Hay unas esferas de luz azul en las fotos del viernes por la tarde. Como ahí abajo dice. Las esferas salen rebotadas de otra luz, por enfocarla. No vienen del foco apagado (derecha), aunque reproduzcan su dibujo, sino que vienen de los que están encendidos, aquél o aquél, y de un chorro de luz que rebotado recupera lo que en su directo iluminar se le escondía, se asimilaba. Las esferas azules se paran a flotar delante de las piernas de María y de Fran en algunas fotos, y en otras parecen dar saltitos muy ligeras sobre la mesa de mezclas o esconderse bajo tablero que soporta. Como ahí abajo dice. 

Me parece que estas esferas tienen algo que ver con lo que trajo el viernes tarde JINETE ÚLTIMO REINO. Pongamos su contorno y contenido. Ellas son unos puntitos de luz que hacen volumen, nada hay entre los puntos, por dentro tampoco nada. Siendo esa nada el mundo: en este caso María y Fran haciendo su JINETE. Como ahí abajo dice. Por fuera de la esfera, JINETE; JINETE también dentro. Abro plano. Por fuera de JINETE, algo que el viernes fue Madrid; por adentro algo que el viernes fue Madrid reverberando. Todo lo que pasa y que pasó y que va a pasar reverberando.
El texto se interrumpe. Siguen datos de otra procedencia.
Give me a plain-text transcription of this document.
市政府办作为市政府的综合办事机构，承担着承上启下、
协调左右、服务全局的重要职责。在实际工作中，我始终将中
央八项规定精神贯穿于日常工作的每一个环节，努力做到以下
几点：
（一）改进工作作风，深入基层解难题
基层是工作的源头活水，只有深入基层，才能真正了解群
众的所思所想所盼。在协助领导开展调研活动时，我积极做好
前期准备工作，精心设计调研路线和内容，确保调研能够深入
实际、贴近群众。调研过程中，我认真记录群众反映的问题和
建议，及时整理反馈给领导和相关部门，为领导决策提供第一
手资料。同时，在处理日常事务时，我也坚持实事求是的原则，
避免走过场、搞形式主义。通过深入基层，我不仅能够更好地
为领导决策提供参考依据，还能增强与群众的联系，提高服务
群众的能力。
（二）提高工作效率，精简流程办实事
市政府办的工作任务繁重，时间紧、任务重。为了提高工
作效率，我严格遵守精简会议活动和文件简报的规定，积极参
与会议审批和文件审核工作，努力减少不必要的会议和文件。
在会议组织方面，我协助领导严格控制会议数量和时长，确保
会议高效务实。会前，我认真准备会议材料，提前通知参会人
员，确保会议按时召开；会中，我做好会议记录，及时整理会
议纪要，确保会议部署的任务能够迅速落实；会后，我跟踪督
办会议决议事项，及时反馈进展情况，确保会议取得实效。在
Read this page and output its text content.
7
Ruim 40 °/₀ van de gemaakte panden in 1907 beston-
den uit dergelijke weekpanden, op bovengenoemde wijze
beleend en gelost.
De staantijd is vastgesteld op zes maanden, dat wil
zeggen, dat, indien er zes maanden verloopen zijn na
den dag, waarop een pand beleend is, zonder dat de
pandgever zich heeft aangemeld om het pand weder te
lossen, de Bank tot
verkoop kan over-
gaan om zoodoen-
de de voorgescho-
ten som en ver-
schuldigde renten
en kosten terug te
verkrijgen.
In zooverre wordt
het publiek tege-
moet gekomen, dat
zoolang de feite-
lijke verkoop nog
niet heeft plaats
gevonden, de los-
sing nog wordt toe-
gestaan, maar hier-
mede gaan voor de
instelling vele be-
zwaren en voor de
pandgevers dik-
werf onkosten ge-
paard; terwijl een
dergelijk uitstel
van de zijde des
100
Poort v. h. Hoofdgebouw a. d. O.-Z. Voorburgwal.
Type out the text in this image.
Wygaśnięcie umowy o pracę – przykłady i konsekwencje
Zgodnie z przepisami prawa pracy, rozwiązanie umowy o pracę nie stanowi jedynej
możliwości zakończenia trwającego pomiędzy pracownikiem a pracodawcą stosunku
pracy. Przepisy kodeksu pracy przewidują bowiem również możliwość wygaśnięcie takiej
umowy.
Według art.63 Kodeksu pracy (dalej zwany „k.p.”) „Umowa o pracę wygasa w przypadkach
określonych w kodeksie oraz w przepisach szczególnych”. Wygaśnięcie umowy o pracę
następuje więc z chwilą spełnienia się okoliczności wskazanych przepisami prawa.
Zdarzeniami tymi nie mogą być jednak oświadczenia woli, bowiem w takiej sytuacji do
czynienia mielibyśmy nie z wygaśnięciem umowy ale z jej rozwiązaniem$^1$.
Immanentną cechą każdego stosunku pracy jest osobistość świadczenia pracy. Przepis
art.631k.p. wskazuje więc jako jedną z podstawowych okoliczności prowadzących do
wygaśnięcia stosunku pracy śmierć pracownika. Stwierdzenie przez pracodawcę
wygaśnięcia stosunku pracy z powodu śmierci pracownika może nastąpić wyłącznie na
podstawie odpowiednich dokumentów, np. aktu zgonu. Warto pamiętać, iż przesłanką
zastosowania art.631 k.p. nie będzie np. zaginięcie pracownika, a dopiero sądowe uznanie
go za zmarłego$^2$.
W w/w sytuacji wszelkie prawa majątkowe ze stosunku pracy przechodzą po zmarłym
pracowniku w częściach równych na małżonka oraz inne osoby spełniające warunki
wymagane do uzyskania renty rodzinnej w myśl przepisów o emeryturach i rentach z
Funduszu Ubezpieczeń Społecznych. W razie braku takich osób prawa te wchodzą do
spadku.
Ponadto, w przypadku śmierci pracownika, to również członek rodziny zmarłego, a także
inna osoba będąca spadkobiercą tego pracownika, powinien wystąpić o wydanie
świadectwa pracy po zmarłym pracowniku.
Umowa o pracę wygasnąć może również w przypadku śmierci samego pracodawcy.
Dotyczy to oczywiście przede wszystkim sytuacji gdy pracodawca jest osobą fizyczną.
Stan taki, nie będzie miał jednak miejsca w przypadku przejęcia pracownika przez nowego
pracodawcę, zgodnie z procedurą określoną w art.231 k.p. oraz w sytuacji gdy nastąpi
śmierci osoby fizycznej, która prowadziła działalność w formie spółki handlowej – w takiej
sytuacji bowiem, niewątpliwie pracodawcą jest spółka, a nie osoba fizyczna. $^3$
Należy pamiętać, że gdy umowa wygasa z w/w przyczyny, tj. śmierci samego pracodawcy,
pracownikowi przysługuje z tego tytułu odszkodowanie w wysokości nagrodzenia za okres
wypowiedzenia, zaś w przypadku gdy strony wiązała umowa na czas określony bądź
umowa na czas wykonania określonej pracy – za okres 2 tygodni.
Así decía el texto y así se hizo sonar su partitura. Este viernes de Madrid colándose por todos los no agujeros de JINETE y trayéndose con él otros lugares años fiestas tradiciones. Ya existidos o no. Existidos y no hasta entonces. Permitidos y prohibidos de existir. Un dispositivo poético (aprox.) tan horadado que sus agujeros (luz azul) son lo único que tiene, todo lo demás es lo nuestro. Pero esa forma libre y luminosa de contener(nos)lo hace que lo que ya teníamos, por repetido, por destapado, por superpuesto, por resonado, se agrande. 

Se agrandó con la voz de María engritando, y luego lo agrandó Fran adensando sonido arriba uno de otro y la voz de María enmudeciendo (el gesto de hablar sigue). Y por ejemplo en otra cosa oída el viernes en JINETE: alguien dice a alguien: se te ve. Y a JINETE lo de afuera se le ve. Como ahí abajo dicen las esferas. Nada esconde, pero nada por adentro transparenta. Las cosas que tenemos que no vemos se le ve. 

Repite agranda insiste reverbera. Suceda sin secreto, deje ver. Lo que a la experiencia no le cabe, lo que a la poesía no le cabe, lo que a una sola lengua no le cabe y que tampoco cabe aquí, aquí se agranda. El viernes yo creo que reverberó todo lo que falta por decir de lo que a fuerza de existir y no existir está de sobra.